Und es verwundert ein wenig, weil die restlichen Charaktere eher an Statur und Profil gewonnen haben. Mag sein, dass die Melancholie, die Nathan umgibt, zwischenzeitlich ein wenig nervt und ebenso, dass mir seine Indiana-Jones-Leichtigkeit fehlte (wie dem gesamten Spiel, übrigens), aber dass ein Luftikus mit seinem Leben hadert, ist normalerweise in Actionspielen nicht vorgesehen – oder Stoff für bestenfalls eine kurze Cutscene, bevor der Held dann zur Schrotflinte greift und alles in Grund und Boden ballert. Dass die Tiefe, die ansatzweise den Charakteren gegeben wurde, in ihrer Beziehung zueinander einer gewissen Oberflächlichkeit weicht, nehme ich The Last of Us 2 jedoch nicht übel. Es ist nun mal keine Literatur. Oder eine Serie. Besonders das Verhältnis der beiden Brüder zueinander leckt doch gewaltig, vor allem nach dem PIEP von Sam, als er unverschämter Weise PIEP und Nathan Drake dass beinahe schulterzuckend abtat. Klar, Brüder sind Brüder, aber wenn ein Bruder den anderen derart PIEP, müsste die Faust eigentlich zuschlagen und nicht nur kurz von ihr gesprochen werden.

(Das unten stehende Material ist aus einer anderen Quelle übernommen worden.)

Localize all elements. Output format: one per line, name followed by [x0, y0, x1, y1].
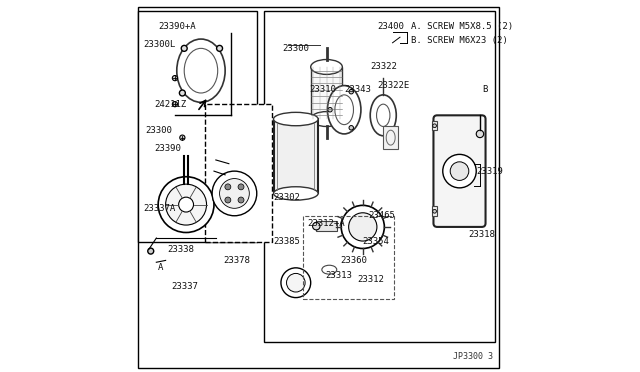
Ellipse shape [328, 86, 361, 134]
Circle shape [212, 171, 257, 216]
Ellipse shape [177, 39, 225, 102]
Circle shape [450, 162, 468, 180]
Ellipse shape [184, 48, 218, 93]
Circle shape [433, 124, 436, 128]
Bar [264, 11, 495, 342]
Ellipse shape [273, 112, 318, 126]
Circle shape [312, 222, 320, 230]
Text: B. SCREW M6X23 (2): B. SCREW M6X23 (2) [411, 36, 508, 45]
Ellipse shape [376, 104, 390, 126]
Text: 23465: 23465 [369, 211, 396, 220]
Circle shape [433, 209, 436, 213]
Ellipse shape [310, 60, 342, 74]
Text: 23337A: 23337A [143, 204, 175, 213]
Text: 23385: 23385 [273, 237, 300, 246]
Text: 23312: 23312 [357, 275, 384, 283]
Circle shape [158, 177, 214, 232]
Bar [273, 119, 318, 193]
Ellipse shape [273, 187, 318, 200]
Circle shape [476, 130, 484, 138]
Circle shape [281, 268, 310, 298]
Bar [383, 126, 398, 149]
Text: 23302: 23302 [273, 193, 300, 202]
Text: 23390+A: 23390+A [158, 22, 196, 31]
Text: 23318: 23318 [468, 230, 495, 239]
FancyBboxPatch shape [433, 115, 486, 227]
Circle shape [181, 45, 187, 51]
Bar [303, 216, 394, 299]
Bar [431, 121, 437, 130]
Circle shape [180, 135, 185, 140]
Text: 23378: 23378 [223, 256, 250, 265]
Text: 23337: 23337 [172, 282, 198, 291]
Circle shape [349, 125, 353, 130]
Circle shape [216, 45, 223, 51]
Ellipse shape [310, 112, 342, 126]
Text: 23400: 23400 [378, 22, 404, 31]
Ellipse shape [322, 265, 337, 274]
Circle shape [172, 102, 177, 107]
Ellipse shape [335, 95, 353, 125]
Text: A. SCREW M5X8.5 (2): A. SCREW M5X8.5 (2) [411, 22, 513, 31]
Bar [431, 206, 437, 216]
Circle shape [225, 197, 231, 203]
Text: 23322: 23322 [370, 62, 397, 71]
Circle shape [179, 197, 193, 212]
Text: 23354: 23354 [363, 237, 390, 246]
Bar [310, 67, 342, 119]
Text: 23312+A: 23312+A [307, 219, 344, 228]
Circle shape [349, 213, 377, 241]
Ellipse shape [370, 95, 396, 136]
Text: 23310: 23310 [309, 85, 336, 94]
Text: JP3300 3: JP3300 3 [453, 352, 493, 361]
Circle shape [238, 197, 244, 203]
Text: 23338: 23338 [168, 245, 195, 254]
Text: 23300L: 23300L [143, 40, 175, 49]
Circle shape [328, 108, 332, 112]
Text: 23319: 23319 [476, 167, 503, 176]
Text: 23313: 23313 [326, 271, 353, 280]
Circle shape [443, 154, 476, 188]
Text: 23390: 23390 [154, 144, 181, 153]
Text: 23300: 23300 [283, 44, 310, 53]
Circle shape [166, 184, 207, 225]
Circle shape [172, 76, 177, 81]
Circle shape [148, 248, 154, 254]
Circle shape [225, 184, 231, 190]
Circle shape [220, 179, 250, 208]
Text: 24211Z: 24211Z [154, 100, 187, 109]
Circle shape [341, 205, 385, 248]
Text: A: A [158, 263, 164, 272]
Text: 23360: 23360 [340, 256, 367, 265]
Circle shape [179, 90, 186, 96]
Text: 23300: 23300 [145, 126, 172, 135]
Bar [138, 11, 257, 242]
Text: 23322E: 23322E [378, 81, 410, 90]
Bar [205, 104, 271, 242]
Circle shape [349, 90, 353, 94]
Bar [316, 221, 337, 231]
Circle shape [238, 184, 244, 190]
Text: B: B [482, 85, 487, 94]
Text: 23343: 23343 [344, 85, 371, 94]
Circle shape [287, 273, 305, 292]
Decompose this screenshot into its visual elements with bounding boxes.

Was mir besonders gefiel, war die Kletterei. Auch wenn es wieder nahezu unmöglich war abzustürzen – sofern man sich nicht mit dem Seil völlig bekloppt anstellt. Rückten in dem dusseligen Vorgänger die Kletterpassagen noch in den Hintergrund, sind sie nun – neben den Dialogen – das Gameplay-Element, das den größten Raum einnimmt. Gut so. Sich vor illustrer Kulisse durch die Höhen zu schwingen, bereitete mir große Freude und es beweist, dass der optimierte Rückgriff auf alte Spielmechaniken weitaus besser funktionieren kann als neue, belanglose Experimentchen. Wie die Geschichten mit dem Jeep im Matsch. So spannend fand ich es nicht, die Karre mit einem unrealistisch langen Schleppseil (oder wie auch immer man die Dinger nennt) eine kleine Anhöhe hochzuziehen.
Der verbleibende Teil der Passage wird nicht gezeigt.